The bananas were growing more spotty and fragrant by the hour, and my daughter E was experiencing a rare social slump (in other words, she was at home). I’m not a believer in signs from the universe, but I can spot a good opportunity when I see one, so I knew that if I was going to get E into the kitchen to cook something with me, this was the time. Lately she’s been completely uninterested in helping me with any dish that involves eggplant, black-eyed peas, or any other vegetable (what a surprise), but I thought that if I could offer her something sweet to cook, she’d jump at the chance.
But for some reason, when I said “banana-coconut bars,” she said “Yuck!” Maybe it was the word “bar,” but I had to coax her into the kitchen with promises of her photo on the blog. (Unlike her mother, who has been known to dive under tables to avoid being photographed, E sees a camera and practically throws herself in front of it.) Whatever reluctance she had quickly dissolved as she decreed that I was allowed to do nothing, she would do it all. Well, everything except fetch ingredients and clean up afterward–I could do that!
Before we started, I found a recipe that looked easy enough and made a few changes to reduce the fat, sugar, and sodium. Waikiki Banana Bars came highly rated, and they were already vegan, a definite plus. So I substituted silken tofu for the shortening and tried to take them in a more tropical direction by using coconut and rum.

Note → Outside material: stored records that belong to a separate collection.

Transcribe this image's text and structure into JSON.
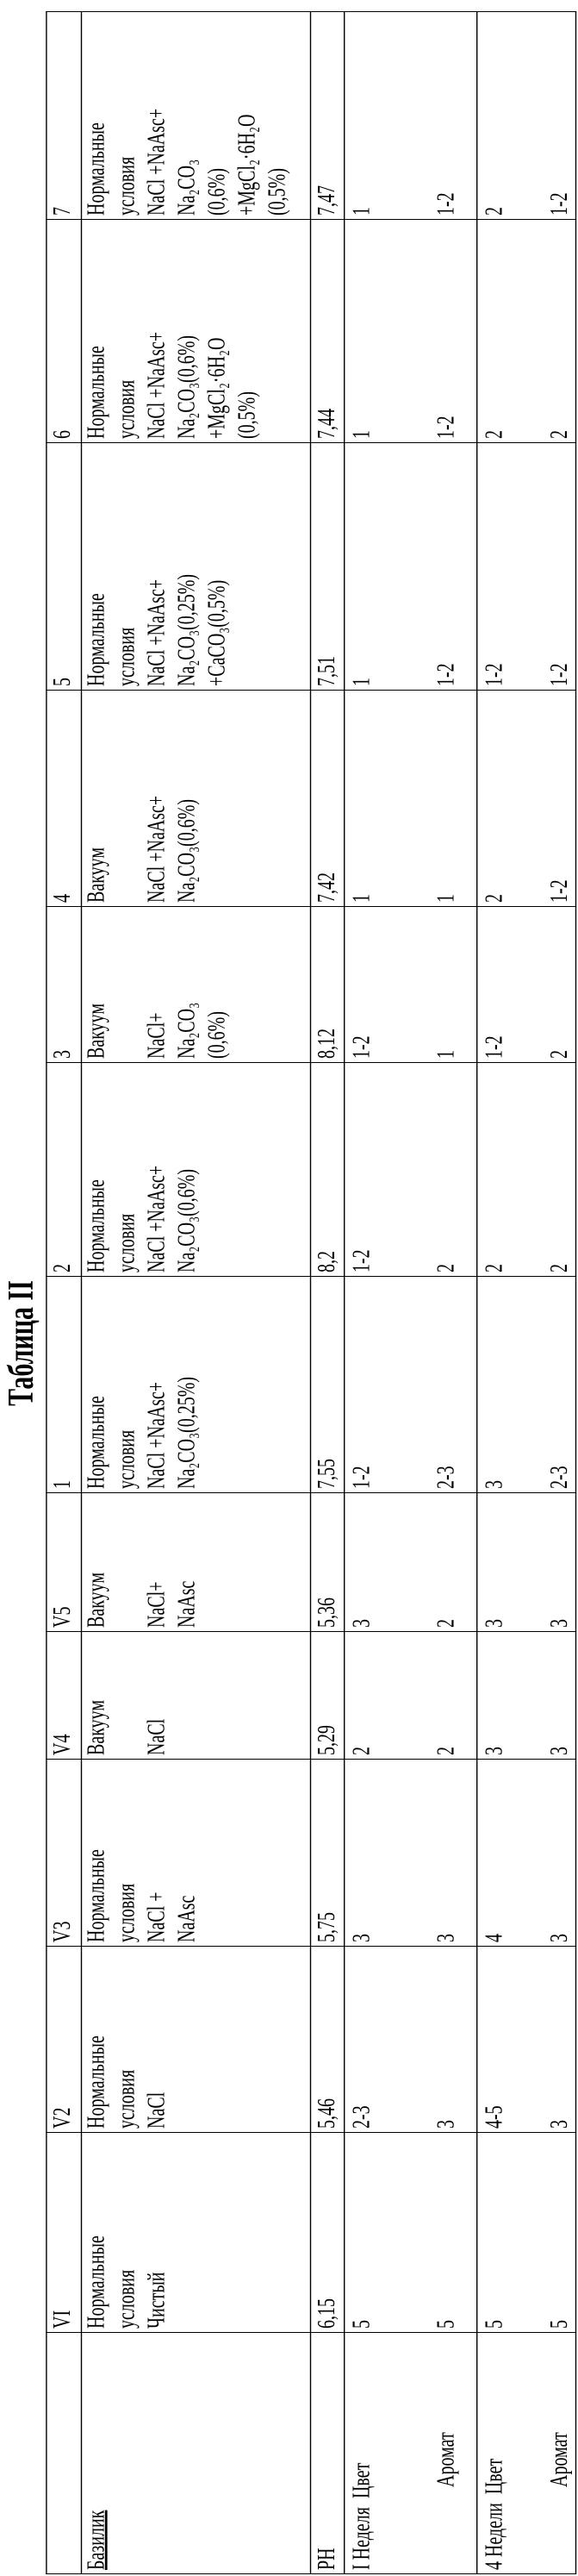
{
  "title": "Таблица II",
  "row_labels": {
    "basil": "Базилик",
    "ph": "PH",
    "week1": "I Неделя",
    "week4": "4 Недели",
    "color": "Цвет",
    "aroma": "Аромат"
  },
  "columns": [
    {
      "id": "VI",
      "conditions": [
        "Нормальные",
        "условия",
        "Чистый"
      ],
      "ph": "6,15",
      "w1_color": "5",
      "w1_aroma": "5",
      "w4_color": "5",
      "w4_aroma": "5"
    },
    {
      "id": "V2",
      "conditions": [
        "Нормальные",
        "условия",
        "NaCl"
      ],
      "ph": "5,46",
      "w1_color": "2-3",
      "w1_aroma": "3",
      "w4_color": "4-5",
      "w4_aroma": "3"
    },
    {
      "id": "V3",
      "conditions": [
        "Нормальные",
        "условия",
        "NaCl +",
        "NaAsc"
      ],
      "ph": "5,75",
      "w1_color": "3",
      "w1_aroma": "3",
      "w4_color": "4",
      "w4_aroma": "3"
    },
    {
      "id": "V4",
      "conditions": [
        "Вакуум",
        "",
        "NaCl"
      ],
      "ph": "5,29",
      "w1_color": "2",
      "w1_aroma": "2",
      "w4_color": "3",
      "w4_aroma": "3"
    },
    {
      "id": "V5",
      "conditions": [
        "Вакуум",
        "",
        "NaCl+",
        "NaAsc"
      ],
      "ph": "5,36",
      "w1_color": "3",
      "w1_aroma": "2",
      "w4_color": "3",
      "w4_aroma": "3"
    },
    {
      "id": "1",
      "conditions": [
        "Нормальные",
        "условия",
        "NaCl +NaAsc+",
        "Na₂CO₃(0,25%)"
      ],
      "ph": "7,55",
      "w1_color": "1-2",
      "w1_aroma": "2-3",
      "w4_color": "3",
      "w4_aroma": "2-3"
    },
    {
      "id": "2",
      "conditions": [
        "Нормальные",
        "условия",
        "NaCl +NaAsc+",
        "Na₂CO₃(0,6%)"
      ],
      "ph": "8,2",
      "w1_color": "1-2",
      "w1_aroma": "2",
      "w4_color": "2",
      "w4_aroma": "2"
    },
    {
      "id": "3",
      "conditions": [
        "Вакуум",
        "",
        "NaCl+",
        "Na₂CO₃",
        "(0,6%)"
      ],
      "ph": "8,12",
      "w1_color": "1-2",
      "w1_aroma": "1",
      "w4_color": "1-2",
      "w4_aroma": "2"
    },
    {
      "id": "4",
      "conditions": [
        "Вакуум",
        "",
        "NaCl +NaAsc+",
        "Na₂CO₃(0,6%)"
      ],
      "ph": "7,42",
      "w1_color": "1",
      "w1_aroma": "1",
      "w4_color": "2",
      "w4_aroma": "1-2"
    },
    {
      "id": "5",
      "conditions": [
        "Нормальные",
        "условия",
        "NaCl +NaAsc+",
        "Na₂CO₃(0,25%)",
        "+CaCO₃(0,5%)"
      ],
      "ph": "7,51",
      "w1_color": "1",
      "w1_aroma": "1-2",
      "w4_color": "1-2",
      "w4_aroma": "1-2"
    },
    {
      "id": "6",
      "conditions": [
        "Нормальные",
        "условия",
        "NaCl +NaAsc+",
        "Na₂CO₃(0,6%)",
        "+MgCl₂·6H₂O",
        "(0,5%)"
      ],
      "ph": "7,44",
      "w1_color": "1",
      "w1_aroma": "1-2",
      "w4_color": "2",
      "w4_aroma": "2"
    },
    {
      "id": "7",
      "conditions": [
        "Нормальные",
        "условия",
        "NaCl +NaAsc+",
        "Na₂CO₃",
        "(0,6%)",
        "+MgCl₂·6H₂O",
        "(0,5%)"
      ],
      "ph": "7,47",
      "w1_color": "1",
      "w1_aroma": "1-2",
      "w4_color": "2",
      "w4_aroma": "1-2"
    }
  ]
}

I was really surprised at the way the bars turned out. The banana, vanilla, coconut, rum, and cinnamon combine to create a totally new kind of taste, something I really can’t describe. But they were good. D raved about them, and more importantly, E came very close to admitting she was wrong. Oh, she liked them–loved them, in fact–but she claims it was only because of her cooking expertise that they came out so delicious. Sheesh, what a prima donna!
These bars are dense and chewy, and they have a tendency to be tough on the outer edges of the pan, so be careful not to overstir the batter, which causes fat-free baked goods to toughen up, or to overbake them.
1/4 cup silken tofu, lite or regular
3/4 cup brown sugar or Sucanat
1/2 tablespoon vanilla extract
1/2 tablespoon rum (or 1/2 teaspoon rum extract)
2 large bananas, mashed
1 1/2 cups unbleached flour
1 1/2 teaspoons baking powder
1 teaspoon salt
1/2 cup sweetened flake coconut
1/3 cup vegan powdered sugar
1 teaspoon cinnamon
Preheat oven to 350F and oil or spray a 13×9-inch baking dish.
Mash or blend the tofu until smooth. Add the sugar and blend with a fork until creamy. Add the vanilla, rum, and mashed bananas, and stir well.
Sift the flour, baking powder, and salt into a large bowl. Stir in the coconut. Make a well in the middle and pour in the banana mixture. Stir only enough to moisten the flour (over-stirring makes them tough). Pour into the baking dish and put into the oven. Bake for 25-30 minutes, until a toothpick inserted in the center comes out dry.
Remove from the oven and while warm, cut into bars. Sprinkle the mixture of powdered sugar and cinnamon over the bars, reserving some to sprinkle onto the serving platter. Remove each bar and put it on the platter.
Enjoy warm or at room temperature. Leftovers make a great, quick breakfast.
Preparation time: 15 minute(s) | Cooking time: 30 minute(s)
Number of servings (yield): 12
Makes 12 nice-sized bars. Each contains 135 Calories (kcal); 1g Total Fat; (7% calories from fat); 2g Protein; 30g Carbohydrate; 0mg Cholesterol; 234mg Sodium; 1g Fiber.